Jim Neeley Artist’s Statement
The three-dimensional constructions I build press me to think like a graphic designer, use my hands like a finish carpenter, and obsess over the details. I am convinced that my choice to create assemblages stems from working in my late teens in a high-end custom frame shop and from
time spent with a sarcastic but inspiring graphic arts professor who had hand drafted consumer products for an ad agency in the 1960s. Both experiences helped me gain confidence in handling all kinds of materials and cultivated a fastidiousness in the way I look at and approach anything visual. A blessing? Or maybe a curse.

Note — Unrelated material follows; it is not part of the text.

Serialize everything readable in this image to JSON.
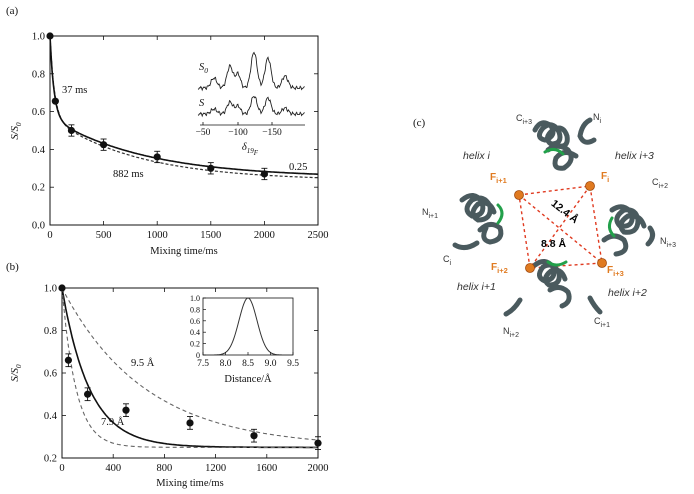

I can’t wait to get into my studio every day for reasons that are admittedly self-indulgent: I am free to explore whatever themes interest me. There are many. The iconic design and culture of the 1970s. Bird’s-eye views of the rural landscape where I cycle. High/low architecture, studied wherever I travel. Quirky things, irreverent things. Unrelated bits and pieces such as local found objects and recycled stuff that I re-imagine and reorganize into meticulous, elegant tableaus, all neatly contained in handmade boxes. Superfluous details of the objects I incorporate into these pieces are “erased,” leaving just the essence of mundane elements. For the observer, I hope that my work pings a distant recollection, conjures a smile and also inspires a bit of self-indulgence.